Schembera (Šembera), Viktor Karl (Wratislaw); Ps. Friedrich Petz (1841-1891), Journalist und Schriftsteller

Schembera (Šembera) Viktor Karl (Wratislaw), Ps. Friedrich Petz, Journalist und Schriftsteller. * Olmütz (Olomouc, Mähren), 4. 3. 1841; † Wien, 4. 12. 1891. Sohn des Sprach- und Literaturwissenschafters Alois V. Šembera, Bruder der Zdislava Z. Šemberová (1841– 1912), die, in emanzipator. Geist erzogen, in engem, langjährigem brieflichen und persönlichen Kontakt mit Th. Masaryk (s. d.) stand; stud. 1864–68 mit Unterbrechung an der Univ. Wien Jus.S. versuchte sich vorerst als Lyriker in tschech. Sprache, wandte sich jedoch nach polit. Betätigung (poln. Aufstand von 1863) in Wien der Journalist. Laufbahn zu, wobei er sich aufgrund seines engagiertpointierten Stils einen ausgezeichneten Namen machte. Nach redaktioneller Tätigkeit bei der Ws. „Ost und West“ war er 1863–70 Red. beim „Wanderer“, für den er polit., gegen die Regierung Schmerling gerichtete Artikel verfaßte. In der ersten Hälfte der 70er Jahre erregte er durch die in der „Montags-Revue“ ab September 1870 unregelmäßig erscheinenden anonymen „Intimen Briefe aus Prag“, in denen sich – nicht immer mit fairen Methoden – der Kampf gegen die tschech. Bemühungen um ein eigenes Staatsrecht konzentrierte, großes Aufsehen. 1870 trat S. in den Red.Verband des „Neuen Wiener Tagblatts“ ein, dem er – mit dem Hauptgebiet Kunstkritik – bis zu seinem Tod angehörte. Mit vielen Literaten und bildenden Künstlern befreundet, setzte er sich nicht nur für das Werk R. Wagners, zu dem er persönliche Kontakte hatte, sondern auch für junge Schriftstellertalente, etwa für A. Christen (s. Ch. v. Breden) und Standesvertretungsverbände ein; so war er u. a. 1886/87 Präs. der Concordia. Nach dem Tod seines Freundes L. Anzengruber (s. d.) übernahm S. die Leitung von dessen bekanntem Witzbl. „Figaro“ und fungierte auch als Mithrsg. seiner „Gesammelten Werke“. S.s literar. Bedeutung liegt weniger in seinen poet. Arbeiten als in seinen kunstkrit. Essays und in seiner vielseitigen redaktionellen Tätigkeit, die ihn zu den namhaftesten Wr. Journalisten der 70er und 80er Jahre des 19. Jh. zählen lassen.

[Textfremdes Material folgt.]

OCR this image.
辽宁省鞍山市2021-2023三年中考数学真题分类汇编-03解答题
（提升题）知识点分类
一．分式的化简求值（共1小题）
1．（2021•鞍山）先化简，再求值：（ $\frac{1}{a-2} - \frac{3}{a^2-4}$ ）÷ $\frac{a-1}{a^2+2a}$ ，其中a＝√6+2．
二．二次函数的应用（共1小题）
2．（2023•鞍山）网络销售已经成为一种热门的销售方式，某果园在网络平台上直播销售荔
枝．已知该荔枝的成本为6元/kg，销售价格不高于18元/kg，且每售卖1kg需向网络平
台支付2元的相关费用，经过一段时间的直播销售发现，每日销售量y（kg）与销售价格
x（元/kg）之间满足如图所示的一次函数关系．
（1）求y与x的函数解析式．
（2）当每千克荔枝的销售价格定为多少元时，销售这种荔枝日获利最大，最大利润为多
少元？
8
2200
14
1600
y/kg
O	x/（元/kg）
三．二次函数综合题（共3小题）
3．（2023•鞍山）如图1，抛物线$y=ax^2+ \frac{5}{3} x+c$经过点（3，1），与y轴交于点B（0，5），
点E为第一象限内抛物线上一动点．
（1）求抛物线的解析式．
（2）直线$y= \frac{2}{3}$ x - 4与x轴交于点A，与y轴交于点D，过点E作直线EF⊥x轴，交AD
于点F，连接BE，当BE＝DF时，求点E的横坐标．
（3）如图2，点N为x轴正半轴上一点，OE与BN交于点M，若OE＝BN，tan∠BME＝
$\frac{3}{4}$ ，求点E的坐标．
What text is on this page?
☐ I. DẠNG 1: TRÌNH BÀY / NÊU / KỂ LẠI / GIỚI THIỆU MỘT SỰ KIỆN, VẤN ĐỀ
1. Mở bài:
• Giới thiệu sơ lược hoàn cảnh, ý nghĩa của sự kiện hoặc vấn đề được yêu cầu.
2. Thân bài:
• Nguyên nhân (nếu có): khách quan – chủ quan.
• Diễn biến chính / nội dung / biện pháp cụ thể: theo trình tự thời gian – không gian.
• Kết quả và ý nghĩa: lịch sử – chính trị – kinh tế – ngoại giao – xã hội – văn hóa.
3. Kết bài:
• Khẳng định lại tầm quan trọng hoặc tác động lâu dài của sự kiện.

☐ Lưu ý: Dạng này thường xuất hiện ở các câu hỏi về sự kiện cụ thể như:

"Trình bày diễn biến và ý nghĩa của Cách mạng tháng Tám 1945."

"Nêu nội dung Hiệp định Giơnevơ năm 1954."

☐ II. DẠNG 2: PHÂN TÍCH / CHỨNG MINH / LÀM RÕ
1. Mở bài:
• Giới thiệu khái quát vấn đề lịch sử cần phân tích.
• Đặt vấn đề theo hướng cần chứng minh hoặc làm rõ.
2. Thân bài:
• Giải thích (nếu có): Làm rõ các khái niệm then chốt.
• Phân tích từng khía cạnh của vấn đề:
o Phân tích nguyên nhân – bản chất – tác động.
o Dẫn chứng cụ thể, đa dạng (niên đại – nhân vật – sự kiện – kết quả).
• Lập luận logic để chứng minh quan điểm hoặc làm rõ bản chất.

W.: Z mladých ňáder (Aus dem jungen Busen), 1863 (Ged.); Einleitung und Erläuterungen zu: Rafaels Tapeten im Vatican zu Rom . . ., hrsg. von L. Koch, 1878; Beitrr. in Z., Ztg., Almanachen, etc. Hrsg.: Ges. Werke von L. Anzengruber, 10 Bde., gem. mit A. Bettelheim und V. Chiavacci, 1890. Red.: Illustrirter oesterr. Volkskal. 36, 1880; Entwicklung von Ind. und Gewerbe in Österr. in den Jahren 1848–88, 1888; Figaro, 1890f.; etc.
L.: N. Fr. Pr. vom 5. 12., Neues Wr. Tagbl. vom 5. und 7., Montags-Revue vom 7. 12. 1891; Brümmer; Eisenberg, 1893, Bd. 1; Giebisch-Gugitz; Kosch; Kosch,Kath. Deutschland; Nagl-Zeidler-Castle 3–4, s. Reg.; Otto; Wurzbach (s. Šembera V. K.); J. Stern – S. Ehrlich, Journalisten- und Schriftsteller-Ver. „Concordia“. 1859–1909, 1909, S. 145; G. Gerstbauer, Die Wr. Montagspresse 1863–1938, phil Diss. Wien, 1949, S. 84f., 87ff.
(S. Leskowa)  
PUBLIKATION: ÖBL 1815-1950, Bd. 10 (Lfg. 46, 1990), S. 74f.